Het is van belang dat de belanghebbenden van een instelling zélf deze sessies meemaken. Juist door de multidisciplinaire benadering en het doorlopen van het proces wordt een gemeenschappelijk beeld bepaald.

Bedrijfsnoodorganisatie

Een van de elementen van de BNO (bedrijfsnoodorganisatie) is de BHV. Er is spraakverwarring over BHV en BNO. In dit dossier wordt BHV gezien als onderdeel van BNO en niet andersom. BHV is wettelijk geregeld via de Arbowet (art. 15). Momenteel zijn er geen specifieke eisen ten aanzien van grootte en kwaliteit. De grootte van de BHV moet volgen uit de RI&E. Echter, in bijna geen enkele RI&E (ook niet van de NFU en NVZ) is hier voldoende aandacht voor. Ook zijn er geen valide instrumenten om grootte en kwaliteit te bepalen op basis van bijvoorbeeld gebouwgrootte, aantal aanwezigen etc. In dit dossier wordt verwezen naar informatie over BHV in arbokennisdossier werkplekinrichting – BHV.

Bij de inrichting van de BHV voor de zorg spelen een aantal elementen een rol:

  • Idealiter zijn alle medewerkers op de verpleegafdelingen, OK’s, IC’s, diagnostiek ontruimers. Voor dié afdelingen waar geen patiënten en/of bezoekers komen kan dat aantal gereduceerd worden tot enkele per afdeling. Zelfredzaamheid is hier leidend;
  • BHV tijdens NAW diensten is notoir lastig. Daar waar het nodig is maar niet gerealiseerd kan worden zullen vervangende maatregelen genomen moeten worden (bouwkundig, installatief). Er kan niét vertrouwd worden op BHV’ers die van ver gelegen afdelingen moeten komen;
  • Ontruimen kan eigenlijk alleen horizontaal. Verticaal ontruimen is in veel gevallen ondoenlijk
  • Op OK’s en IC’s is het van groot belang dat (een deel van) de medewerkers, bijvoorbeeld. de OK assistenten, de aanwezige kleine blusmiddelen (handbrandblusser, deken) kan hanteren;
  • Naast brand moeten andere incidenten worden meegenomen (spills etc.);
  • De training moet aansluiten bij de aard en omstandigheden. Dat betekent waarschijnlijk specifieke trainingen voor de diverse afdelingen. Standaard BHV opleiding en training voldoet waarschijnlijk niet;
  • Het kan helpen om BHV te combineren met security. Tegenwoordig hebben (bijna) alle bewakingsmedewerkers ook BHV;
  • Het aantal oefeningen is afhankelijk van de zwaarte van de afdeling.
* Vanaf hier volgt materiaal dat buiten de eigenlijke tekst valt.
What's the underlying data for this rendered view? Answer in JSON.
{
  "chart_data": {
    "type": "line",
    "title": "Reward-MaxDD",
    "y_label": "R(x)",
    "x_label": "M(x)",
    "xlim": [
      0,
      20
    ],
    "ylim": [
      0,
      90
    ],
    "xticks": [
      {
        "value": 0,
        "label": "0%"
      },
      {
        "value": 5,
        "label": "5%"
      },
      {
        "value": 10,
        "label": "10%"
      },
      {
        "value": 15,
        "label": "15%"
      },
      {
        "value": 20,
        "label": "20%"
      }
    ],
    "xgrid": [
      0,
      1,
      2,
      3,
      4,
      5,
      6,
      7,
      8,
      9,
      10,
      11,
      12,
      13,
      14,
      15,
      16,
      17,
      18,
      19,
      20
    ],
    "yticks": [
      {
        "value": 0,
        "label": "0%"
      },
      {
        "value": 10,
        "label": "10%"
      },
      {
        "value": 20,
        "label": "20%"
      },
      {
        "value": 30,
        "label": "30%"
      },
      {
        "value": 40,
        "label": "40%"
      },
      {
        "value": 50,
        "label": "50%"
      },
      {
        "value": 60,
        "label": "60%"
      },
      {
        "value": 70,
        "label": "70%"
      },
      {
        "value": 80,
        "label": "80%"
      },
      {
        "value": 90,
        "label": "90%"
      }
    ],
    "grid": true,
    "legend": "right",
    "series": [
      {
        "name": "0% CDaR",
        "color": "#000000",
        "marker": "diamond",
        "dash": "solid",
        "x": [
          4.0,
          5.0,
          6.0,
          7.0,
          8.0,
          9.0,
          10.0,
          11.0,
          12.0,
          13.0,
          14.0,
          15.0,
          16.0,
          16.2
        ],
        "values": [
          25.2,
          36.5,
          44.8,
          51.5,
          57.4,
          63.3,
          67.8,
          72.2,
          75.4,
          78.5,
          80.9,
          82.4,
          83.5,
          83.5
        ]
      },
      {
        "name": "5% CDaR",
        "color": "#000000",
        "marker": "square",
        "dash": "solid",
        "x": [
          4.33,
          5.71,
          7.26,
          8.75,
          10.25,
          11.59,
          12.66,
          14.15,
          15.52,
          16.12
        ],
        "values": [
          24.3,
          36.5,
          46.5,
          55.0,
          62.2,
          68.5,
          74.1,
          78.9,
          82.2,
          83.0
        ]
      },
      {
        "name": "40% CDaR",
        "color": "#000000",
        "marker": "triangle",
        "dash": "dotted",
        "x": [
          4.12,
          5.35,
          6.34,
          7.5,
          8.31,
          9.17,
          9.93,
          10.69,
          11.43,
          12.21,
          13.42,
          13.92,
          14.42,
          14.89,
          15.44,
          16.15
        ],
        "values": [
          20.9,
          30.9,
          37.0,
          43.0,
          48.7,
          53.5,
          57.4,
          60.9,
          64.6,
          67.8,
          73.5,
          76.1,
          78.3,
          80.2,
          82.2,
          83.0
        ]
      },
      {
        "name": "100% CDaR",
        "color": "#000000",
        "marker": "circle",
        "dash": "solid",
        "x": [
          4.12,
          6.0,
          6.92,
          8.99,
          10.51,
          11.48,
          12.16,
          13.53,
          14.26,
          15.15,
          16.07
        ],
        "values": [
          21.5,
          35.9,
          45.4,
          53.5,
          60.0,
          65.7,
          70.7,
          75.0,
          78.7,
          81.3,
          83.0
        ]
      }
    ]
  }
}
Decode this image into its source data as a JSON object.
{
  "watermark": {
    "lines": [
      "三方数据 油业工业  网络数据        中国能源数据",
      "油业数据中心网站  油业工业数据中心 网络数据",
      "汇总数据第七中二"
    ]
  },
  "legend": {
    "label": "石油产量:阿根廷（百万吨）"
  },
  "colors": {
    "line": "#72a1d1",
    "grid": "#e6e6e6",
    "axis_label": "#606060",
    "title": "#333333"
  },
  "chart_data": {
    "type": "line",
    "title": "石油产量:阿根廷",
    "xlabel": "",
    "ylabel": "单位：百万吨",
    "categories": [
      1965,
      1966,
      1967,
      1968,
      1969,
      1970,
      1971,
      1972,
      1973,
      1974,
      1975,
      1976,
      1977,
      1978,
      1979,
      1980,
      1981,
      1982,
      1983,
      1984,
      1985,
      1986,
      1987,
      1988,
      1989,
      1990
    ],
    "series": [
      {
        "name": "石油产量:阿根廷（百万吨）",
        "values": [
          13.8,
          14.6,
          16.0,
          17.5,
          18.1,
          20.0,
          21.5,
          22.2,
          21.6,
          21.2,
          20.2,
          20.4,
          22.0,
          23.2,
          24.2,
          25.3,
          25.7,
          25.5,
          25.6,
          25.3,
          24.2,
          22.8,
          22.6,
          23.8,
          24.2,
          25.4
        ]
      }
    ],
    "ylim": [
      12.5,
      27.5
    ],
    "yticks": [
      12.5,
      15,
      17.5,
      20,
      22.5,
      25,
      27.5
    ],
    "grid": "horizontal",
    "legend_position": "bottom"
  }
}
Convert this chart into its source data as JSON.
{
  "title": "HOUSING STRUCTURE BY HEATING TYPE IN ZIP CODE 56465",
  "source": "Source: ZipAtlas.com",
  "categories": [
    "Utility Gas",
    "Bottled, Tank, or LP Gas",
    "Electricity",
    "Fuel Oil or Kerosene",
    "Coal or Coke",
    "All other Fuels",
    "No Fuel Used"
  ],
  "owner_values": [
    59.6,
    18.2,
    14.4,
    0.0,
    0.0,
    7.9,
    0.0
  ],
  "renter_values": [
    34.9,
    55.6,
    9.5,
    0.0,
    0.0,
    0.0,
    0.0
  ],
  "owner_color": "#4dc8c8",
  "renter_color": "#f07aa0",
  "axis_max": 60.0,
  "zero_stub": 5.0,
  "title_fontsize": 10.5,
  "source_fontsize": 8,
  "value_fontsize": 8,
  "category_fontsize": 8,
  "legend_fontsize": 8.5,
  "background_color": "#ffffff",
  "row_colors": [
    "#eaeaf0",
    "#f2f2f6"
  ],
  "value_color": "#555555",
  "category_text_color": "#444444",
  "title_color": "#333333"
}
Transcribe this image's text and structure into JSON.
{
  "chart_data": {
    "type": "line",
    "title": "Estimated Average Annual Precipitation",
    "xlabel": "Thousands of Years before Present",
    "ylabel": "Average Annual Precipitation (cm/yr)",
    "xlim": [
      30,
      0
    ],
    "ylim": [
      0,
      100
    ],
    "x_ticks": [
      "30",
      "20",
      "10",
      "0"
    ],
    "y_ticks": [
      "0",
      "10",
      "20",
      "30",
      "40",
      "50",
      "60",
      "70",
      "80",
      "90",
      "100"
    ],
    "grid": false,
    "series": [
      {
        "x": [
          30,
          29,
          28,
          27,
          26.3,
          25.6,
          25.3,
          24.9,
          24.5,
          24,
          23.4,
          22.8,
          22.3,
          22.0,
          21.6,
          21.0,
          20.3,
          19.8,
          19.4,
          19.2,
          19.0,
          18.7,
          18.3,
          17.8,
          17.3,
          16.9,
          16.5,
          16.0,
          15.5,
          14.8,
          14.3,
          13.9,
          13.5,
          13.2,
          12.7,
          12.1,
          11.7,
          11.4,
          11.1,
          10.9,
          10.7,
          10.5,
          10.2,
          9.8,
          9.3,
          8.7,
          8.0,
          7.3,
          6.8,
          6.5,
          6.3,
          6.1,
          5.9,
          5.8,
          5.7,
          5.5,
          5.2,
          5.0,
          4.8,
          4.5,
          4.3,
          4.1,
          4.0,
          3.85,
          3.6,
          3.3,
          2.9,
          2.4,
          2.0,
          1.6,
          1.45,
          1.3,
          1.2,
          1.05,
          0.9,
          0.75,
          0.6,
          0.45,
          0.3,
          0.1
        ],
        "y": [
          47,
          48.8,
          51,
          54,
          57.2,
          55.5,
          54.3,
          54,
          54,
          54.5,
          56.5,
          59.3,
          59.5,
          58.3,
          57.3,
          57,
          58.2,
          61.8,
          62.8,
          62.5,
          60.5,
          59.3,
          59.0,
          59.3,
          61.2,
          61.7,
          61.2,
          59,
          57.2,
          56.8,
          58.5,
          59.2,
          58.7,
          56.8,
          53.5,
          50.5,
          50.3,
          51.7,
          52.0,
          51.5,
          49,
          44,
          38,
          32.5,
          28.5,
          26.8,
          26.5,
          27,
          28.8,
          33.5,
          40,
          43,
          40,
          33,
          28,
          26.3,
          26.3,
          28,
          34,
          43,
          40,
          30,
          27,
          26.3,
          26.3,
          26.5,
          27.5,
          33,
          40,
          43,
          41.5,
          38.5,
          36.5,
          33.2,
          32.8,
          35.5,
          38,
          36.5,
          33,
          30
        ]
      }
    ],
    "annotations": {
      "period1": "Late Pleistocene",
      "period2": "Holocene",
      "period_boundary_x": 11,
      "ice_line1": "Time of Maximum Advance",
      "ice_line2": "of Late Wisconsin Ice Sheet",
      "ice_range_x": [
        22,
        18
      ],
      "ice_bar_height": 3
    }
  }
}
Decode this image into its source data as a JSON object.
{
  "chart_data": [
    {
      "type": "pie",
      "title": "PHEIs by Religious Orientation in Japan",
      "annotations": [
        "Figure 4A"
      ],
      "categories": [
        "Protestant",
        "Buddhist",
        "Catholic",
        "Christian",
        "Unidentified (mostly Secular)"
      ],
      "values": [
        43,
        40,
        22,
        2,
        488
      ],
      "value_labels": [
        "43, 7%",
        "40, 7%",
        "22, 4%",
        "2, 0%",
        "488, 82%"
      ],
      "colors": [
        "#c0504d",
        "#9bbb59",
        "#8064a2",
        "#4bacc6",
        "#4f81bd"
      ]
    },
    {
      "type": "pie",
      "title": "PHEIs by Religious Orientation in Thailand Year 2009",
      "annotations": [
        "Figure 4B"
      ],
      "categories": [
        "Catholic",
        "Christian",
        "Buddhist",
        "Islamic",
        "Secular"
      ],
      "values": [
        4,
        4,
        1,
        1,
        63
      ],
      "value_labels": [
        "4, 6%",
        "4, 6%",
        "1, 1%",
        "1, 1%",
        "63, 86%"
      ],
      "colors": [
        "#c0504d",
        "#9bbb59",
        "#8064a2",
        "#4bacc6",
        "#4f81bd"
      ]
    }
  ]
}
Voor kantoor(gebouwen) kan wellicht volstaan worden met 1x/jaar. Voor OK’s en zo zal eerst een goede routine moeten worden opgebouwd;
  • In zorginstellingen wordt veel verbouwd. Dat leidt vaak tot andere routes door het plaatsen van stofschotten en daarmee tot tijdelijk andere routes voor ontruimen.
  • Naast de verpleegafdelingen zijn er andere bijzondere afdelingen (zie hierboven) waar de BHV ‘op maat’ op moet worden afgestemd.

Eind 2011 verscheen een rapport over de brandveiligheid in de zorg geschreven door de gemeenschappelijke inspecties. Hieruit bleek dat het niveau van brandveiligheid nog niet op orde is en maatregelen nodig zijn.